Narcolepsy: a sleep disorder

    Narcolepsy: a sleep disorderThe minimum number of hours that a human being must sleep in order to function "adequately" is 7 hours per night; instead, people who suffer from narcolepsy they sleep for up to eight hours or more, and continue to feel tired in a continuous state of excessive and uncontrollable sleepiness throughout the day. It is estimated that around 2% of the world's population suffers from this disorder although many people think it is symptoms of depression, vitamin deficiency or other conditions. As soon as these people start an activity that requires little physical activity, such as sitting at an office desk, they are overcome with tremendous sleepiness and end up falling asleep. They suffer from what is called narcolepsy, a neurological sleep disorder that affects the central nervous system. It is known to be of genetic origin but its cause continues to be a mystery.What are the essential symptoms of narcolepsy?- Excessive sleepiness during the day expressed in an uncontrollable desire to sleep in the most inappropriate moments.
    – Cataplessia.
    Sudden loss of muscle control, which can range from slight weakness to total collapse. In 80% of cases, narcoleptics enter a cataplexic state when they are awake and excited.
    - Sleep paralysis.
    Inability to speak or move for approximately one minute after falling asleep or upon waking up.

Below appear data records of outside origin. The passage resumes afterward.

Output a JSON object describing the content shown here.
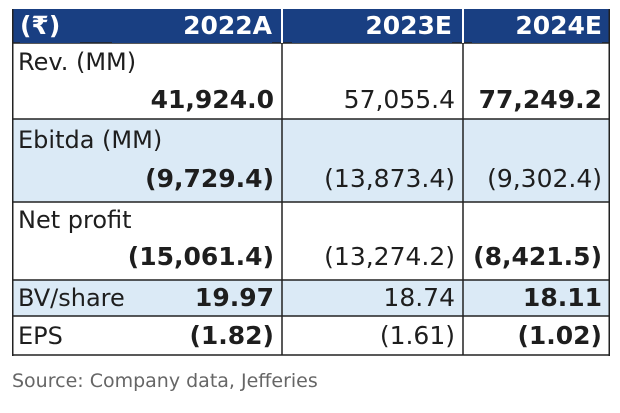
{
  "header": {
    "currency": "(₹)",
    "years": [
      "2022A",
      "2023E",
      "2024E"
    ]
  },
  "colors": {
    "header_bg": "#193f82",
    "alt_row_bg": "#dbeaf6",
    "border": "#222222"
  },
  "rows": [
    {
      "label": "Rev. (MM)",
      "values": [
        "41,924.0",
        "57,055.4",
        "77,249.2"
      ]
    },
    {
      "label": "Ebitda (MM)",
      "values": [
        "(9,729.4)",
        "(13,873.4)",
        "(9,302.4)"
      ]
    },
    {
      "label": "Net profit",
      "values": [
        "(15,061.4)",
        "(13,274.2)",
        "(8,421.5)"
      ]
    },
    {
      "label": "BV/share",
      "values": [
        "19.97",
        "18.74",
        "18.11"
      ]
    },
    {
      "label": "EPS",
      "values": [
        "(1.82)",
        "(1.61)",
        "(1.02)"
      ]
    }
  ],
  "source": "Source: Company data, Jefferies"
}
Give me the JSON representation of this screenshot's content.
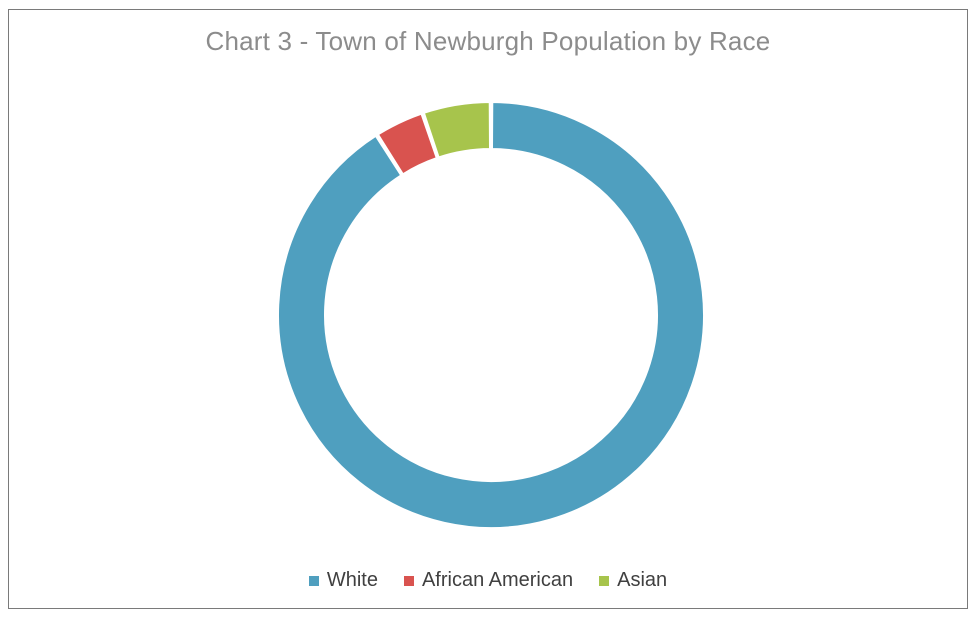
{
  "chart_data": {
    "type": "pie",
    "variant": "donut",
    "title": "Chart 3 - Town of Newburgh Population by Race",
    "categories": [
      "White",
      "African American",
      "Asian"
    ],
    "values": [
      91.0,
      3.8,
      5.2
    ],
    "colors": [
      "#4f9fbf",
      "#d9534f",
      "#a7c44c"
    ],
    "legend_position": "bottom"
  }
}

    - Hypnagogic hallucinations.
    The person sees images and hears very real sounds that usually terrify him as soon as he falls asleep. On other occasions, just before falling asleep, these people have the perception that someone or something is accompanying them and observing them, even though they know very well that this is impossible.

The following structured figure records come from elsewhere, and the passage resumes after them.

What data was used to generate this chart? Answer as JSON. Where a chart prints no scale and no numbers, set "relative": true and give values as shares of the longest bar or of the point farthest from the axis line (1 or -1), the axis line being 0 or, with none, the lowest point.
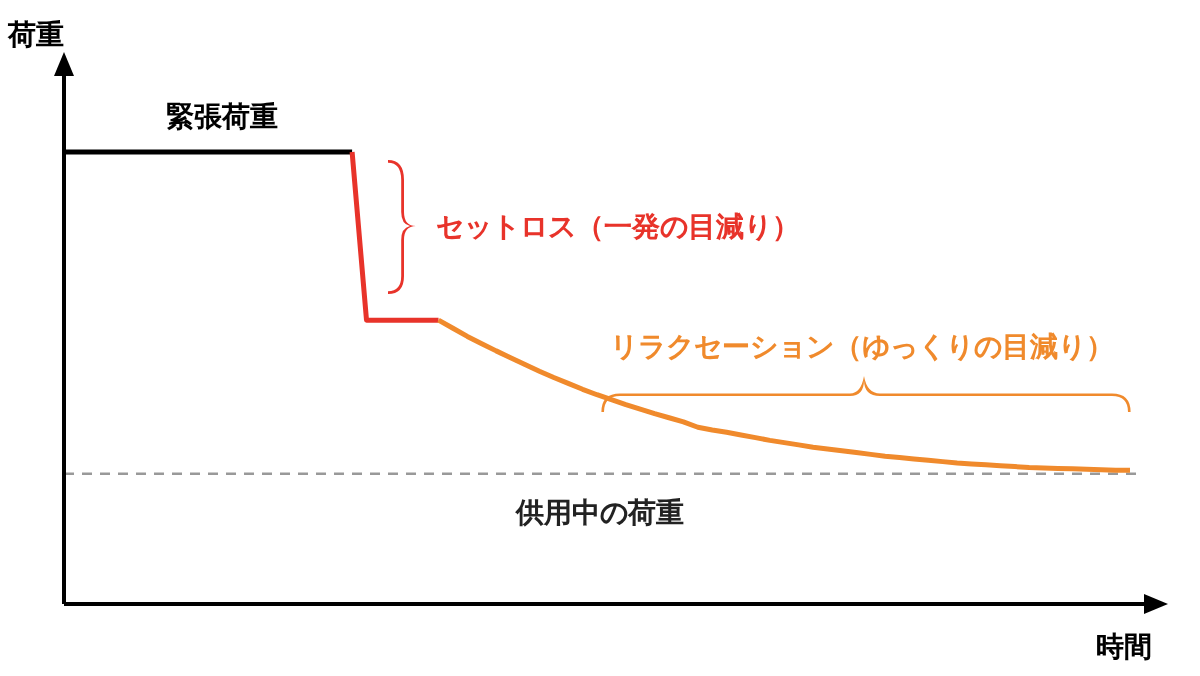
{
  "chart_data": {
    "type": "line",
    "relative": true,
    "xlabel": "時間",
    "ylabel": "荷重",
    "marker": "none",
    "line_style": "solid",
    "categories": [
      null,
      null,
      null,
      null,
      null,
      null,
      null,
      null,
      null,
      null,
      null,
      null,
      null,
      null,
      null,
      null,
      null,
      null,
      null,
      null,
      null,
      null,
      null,
      null,
      null,
      null,
      null,
      null,
      null,
      null,
      null,
      null,
      null,
      null,
      null,
      null,
      null,
      null,
      null,
      null,
      null,
      null,
      null,
      null,
      null,
      null,
      null,
      null,
      null,
      null,
      null,
      null,
      null,
      null,
      null,
      null,
      null,
      null,
      null,
      null,
      null,
      null,
      null,
      null,
      null,
      null,
      null,
      null,
      null,
      null,
      null,
      null,
      null,
      null,
      null
    ],
    "series": [
      {
        "color": "#000000",
        "values": [
          1,
          1,
          1,
          1,
          1,
          1,
          1,
          1,
          1,
          1,
          1,
          1,
          1,
          1,
          1,
          1,
          1,
          1,
          1,
          1,
          1,
          null,
          null,
          null,
          null,
          null,
          null,
          null,
          null,
          null,
          null,
          null,
          null,
          null,
          null,
          null,
          null,
          null,
          null,
          null,
          null,
          null,
          null,
          null,
          null,
          null,
          null,
          null,
          null,
          null,
          null,
          null,
          null,
          null,
          null,
          null,
          null,
          null,
          null,
          null,
          null,
          null,
          null,
          null,
          null,
          null,
          null,
          null,
          null,
          null,
          null,
          null,
          null,
          null,
          null
        ]
      },
      {
        "color": "#e8332a",
        "values": [
          null,
          null,
          null,
          null,
          null,
          null,
          null,
          null,
          null,
          null,
          null,
          null,
          null,
          null,
          null,
          null,
          null,
          null,
          null,
          null,
          1,
          0.628,
          0.628,
          0.628,
          0.628,
          0.628,
          0.628,
          null,
          null,
          null,
          null,
          null,
          null,
          null,
          null,
          null,
          null,
          null,
          null,
          null,
          null,
          null,
          null,
          null,
          null,
          null,
          null,
          null,
          null,
          null,
          null,
          null,
          null,
          null,
          null,
          null,
          null,
          null,
          null,
          null,
          null,
          null,
          null,
          null,
          null,
          null,
          null,
          null,
          null,
          null,
          null,
          null,
          null,
          null,
          null
        ]
      },
      {
        "color": "#f08a2c",
        "values": [
          null,
          null,
          null,
          null,
          null,
          null,
          null,
          null,
          null,
          null,
          null,
          null,
          null,
          null,
          null,
          null,
          null,
          null,
          null,
          null,
          null,
          null,
          null,
          null,
          null,
          null,
          0.628,
          0.61,
          0.592,
          0.576,
          0.56,
          0.545,
          0.53,
          0.515,
          0.501,
          0.488,
          0.475,
          0.463,
          0.452,
          0.441,
          0.431,
          0.421,
          0.412,
          0.403,
          0.391,
          0.385,
          0.38,
          0.374,
          0.368,
          0.362,
          0.357,
          0.352,
          0.347,
          0.343,
          0.339,
          0.335,
          0.331,
          0.327,
          0.324,
          0.321,
          0.318,
          0.315,
          0.312,
          0.31,
          0.308,
          0.306,
          0.304,
          0.302,
          0.301,
          0.3,
          0.299,
          0.298,
          0.297,
          0.296,
          0.296
        ]
      }
    ],
    "ref_lines": [
      {
        "axis": "y",
        "value": 0.288,
        "label": "供用中の荷重",
        "color": "#999999",
        "line_style": "dashed"
      }
    ],
    "annotations": [
      "緊張荷重",
      "セットロス（一発の目減り）",
      "リラクセーション（ゆっくりの目減り）"
    ]
  }
}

    - Hypnopompic hallucinations.
    Upon awakening, in the moment when we are between sleep and wakefulness, people can experience very vivid hallucinations that confuse with reality.Among the secondary symptoms can be found:- Automatic behaviors. The person achieves goals repetitively, without being aware of this, and very often forgets what he has done.
    - Interruption of sleep during the night.
    Sleep alternates with various periods of wakefulness during the night.Although other difficulties may appear, related to the primary symptoms or produced by secondary symptoms and medicines, the most common are: feeling of intense fatigue, lack of energy, depression, difficulty in concentrating, memory problems and weakness in the extremities.These symptoms manifest themselves with greater intensity when there are academic or work needs that require you to get up early in the morning and, finally, they are found in the need to stimulate yourself to stay awake by ingesting coffee, smoking , etc. The course of narcolepsy tends to be chronic although there are some relatively effective treatments. Generally, drugs are combined (central nervous system stimulants to keep you awake throughout the day, and tricyclic depression drugs to control cataplessia), cognitive-behavioral therapy (usually two or three rest periods of 30 minutes each are applied to eliminate sleepiness) and lifestyle changes (healthy eating and exercise). a disorder of which we are hardly aware, until now we fight its symptoms, but since we do not know the causes, the treatments cannot go to the root of the problem. Without a doubt, this is a future task all on the shoulders of neurologists.